🌊 Baltic Sea Wildlife Welfare 2025

Protecting marine animals in the world's largest brackish water sea

Overview

The Baltic Sea, surrounded by nine countries, is unique as the world's largest brackish inland sea. Its low salinity and limited water exchange create a fragile ecosystem supporting harbor porpoises, grey seals, harbor seals, and endemic fish species. Eutrophication from agricultural runoff, persistent pollutants, and climate change create severe welfare challenges.

Critical Welfare Concerns

🐬 Baltic Harbour Porpoise: fewer than 500 remain — critically endangered subspecies
🦭 Grey Seals: 35,000+ population recovering but facing pollution-linked disease
🐟 Baltic Cod: collapsed stock; survivors face starvation from prey depletion
🦅 White-tailed Eagles: bioaccumulate PCBs and dioxins via fish consumption

The Critically Endangered Baltic Proper harbour porpoise subspecies faces extinction from gillnet bycatch.

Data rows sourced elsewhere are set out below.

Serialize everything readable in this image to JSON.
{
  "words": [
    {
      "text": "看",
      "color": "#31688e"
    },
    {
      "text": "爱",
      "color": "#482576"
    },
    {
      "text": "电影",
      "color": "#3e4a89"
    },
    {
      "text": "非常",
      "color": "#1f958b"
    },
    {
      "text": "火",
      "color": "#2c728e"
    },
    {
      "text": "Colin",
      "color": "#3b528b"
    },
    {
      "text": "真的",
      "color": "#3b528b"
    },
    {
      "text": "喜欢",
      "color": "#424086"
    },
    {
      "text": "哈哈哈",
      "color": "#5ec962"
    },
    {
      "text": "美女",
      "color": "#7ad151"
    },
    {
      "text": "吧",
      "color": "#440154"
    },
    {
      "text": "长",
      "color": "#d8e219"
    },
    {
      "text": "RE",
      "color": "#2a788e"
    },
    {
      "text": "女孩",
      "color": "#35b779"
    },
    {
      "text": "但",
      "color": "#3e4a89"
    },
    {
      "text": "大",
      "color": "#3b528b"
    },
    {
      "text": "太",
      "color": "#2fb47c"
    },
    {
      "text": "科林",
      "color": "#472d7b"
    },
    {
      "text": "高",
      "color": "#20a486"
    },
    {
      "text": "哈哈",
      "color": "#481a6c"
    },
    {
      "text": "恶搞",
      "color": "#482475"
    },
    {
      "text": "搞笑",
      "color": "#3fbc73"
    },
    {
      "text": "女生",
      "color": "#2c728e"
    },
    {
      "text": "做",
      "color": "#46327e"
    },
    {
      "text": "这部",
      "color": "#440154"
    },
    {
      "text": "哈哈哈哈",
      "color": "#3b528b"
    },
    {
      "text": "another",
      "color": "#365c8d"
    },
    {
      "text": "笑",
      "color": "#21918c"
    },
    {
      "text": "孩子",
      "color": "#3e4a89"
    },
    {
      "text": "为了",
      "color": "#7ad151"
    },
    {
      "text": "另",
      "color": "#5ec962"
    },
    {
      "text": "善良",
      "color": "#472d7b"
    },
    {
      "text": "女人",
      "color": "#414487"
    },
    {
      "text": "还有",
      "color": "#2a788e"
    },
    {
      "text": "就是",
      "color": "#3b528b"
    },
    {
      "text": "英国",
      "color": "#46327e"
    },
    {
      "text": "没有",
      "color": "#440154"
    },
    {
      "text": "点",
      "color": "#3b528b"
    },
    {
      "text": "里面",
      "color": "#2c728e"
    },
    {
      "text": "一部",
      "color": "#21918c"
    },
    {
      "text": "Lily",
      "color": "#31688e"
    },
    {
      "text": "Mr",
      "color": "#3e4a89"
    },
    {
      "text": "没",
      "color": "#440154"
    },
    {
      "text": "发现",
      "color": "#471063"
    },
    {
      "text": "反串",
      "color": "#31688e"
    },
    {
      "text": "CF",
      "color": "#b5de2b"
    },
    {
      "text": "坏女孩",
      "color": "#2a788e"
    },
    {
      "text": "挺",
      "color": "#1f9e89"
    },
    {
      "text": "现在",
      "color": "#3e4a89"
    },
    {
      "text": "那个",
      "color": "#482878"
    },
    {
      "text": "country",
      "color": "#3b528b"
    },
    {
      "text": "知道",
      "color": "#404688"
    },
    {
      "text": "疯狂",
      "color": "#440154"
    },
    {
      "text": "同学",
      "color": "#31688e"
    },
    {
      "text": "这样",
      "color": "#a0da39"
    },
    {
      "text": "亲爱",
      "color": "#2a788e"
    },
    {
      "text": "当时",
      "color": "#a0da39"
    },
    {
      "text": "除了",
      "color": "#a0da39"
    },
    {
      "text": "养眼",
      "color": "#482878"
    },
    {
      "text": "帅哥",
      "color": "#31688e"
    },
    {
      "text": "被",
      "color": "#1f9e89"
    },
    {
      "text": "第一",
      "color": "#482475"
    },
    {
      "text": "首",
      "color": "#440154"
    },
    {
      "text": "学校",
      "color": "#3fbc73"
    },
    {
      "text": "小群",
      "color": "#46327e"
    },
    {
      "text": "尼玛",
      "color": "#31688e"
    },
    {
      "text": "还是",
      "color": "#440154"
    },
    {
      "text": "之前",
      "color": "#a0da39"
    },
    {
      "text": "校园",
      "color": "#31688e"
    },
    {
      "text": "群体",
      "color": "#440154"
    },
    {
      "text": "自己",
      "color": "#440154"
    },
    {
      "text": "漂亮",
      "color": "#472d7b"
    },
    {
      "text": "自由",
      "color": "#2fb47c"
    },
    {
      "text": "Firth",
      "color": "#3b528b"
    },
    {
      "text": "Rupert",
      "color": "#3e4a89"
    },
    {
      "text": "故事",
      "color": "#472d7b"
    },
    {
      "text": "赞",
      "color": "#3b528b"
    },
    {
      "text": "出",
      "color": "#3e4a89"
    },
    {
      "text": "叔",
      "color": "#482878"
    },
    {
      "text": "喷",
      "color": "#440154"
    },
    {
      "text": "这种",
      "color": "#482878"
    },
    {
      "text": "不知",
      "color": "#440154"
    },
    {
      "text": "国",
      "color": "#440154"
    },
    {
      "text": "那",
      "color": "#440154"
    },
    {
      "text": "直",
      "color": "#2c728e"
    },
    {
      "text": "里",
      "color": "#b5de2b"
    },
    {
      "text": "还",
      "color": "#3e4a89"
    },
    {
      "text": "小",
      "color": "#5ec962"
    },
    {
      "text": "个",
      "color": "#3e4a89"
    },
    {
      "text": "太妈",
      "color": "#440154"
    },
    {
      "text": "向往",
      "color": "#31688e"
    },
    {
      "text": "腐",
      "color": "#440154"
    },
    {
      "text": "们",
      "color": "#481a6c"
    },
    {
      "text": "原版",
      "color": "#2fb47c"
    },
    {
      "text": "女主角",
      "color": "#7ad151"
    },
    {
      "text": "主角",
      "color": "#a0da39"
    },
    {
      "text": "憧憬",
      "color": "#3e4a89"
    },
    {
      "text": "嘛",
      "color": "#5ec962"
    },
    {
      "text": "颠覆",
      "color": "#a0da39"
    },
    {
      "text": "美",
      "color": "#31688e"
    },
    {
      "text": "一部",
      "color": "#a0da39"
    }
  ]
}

Acoustic deterrents (pingers) on fishing gear reduce but don't eliminate entanglement. The critically low population size means individual deaths are irreplaceable losses.

Pollution Legacy

The Baltic contains some of the world's highest concentrations of persistent organic pollutants including PCBs, DDT metabolites, and dioxins. These bioaccumulate in seals, porpoises, and top predators, causing reproductive failure, immune suppression, and cancer. Despite bans on these chemicals, legacy contamination persists for decades.

Recovery Actions

HELCOM (Helsinki Commission) coordinates Baltic protection among all nine coastal states. The Baltic Sea Action Plan targets nutrient reduction, fisheries management, and hazardous substance elimination. Gillnet restrictions in critical porpoise areas represent the most urgent welfare intervention. Sweden and Germany have designated strict porpoise protection areas.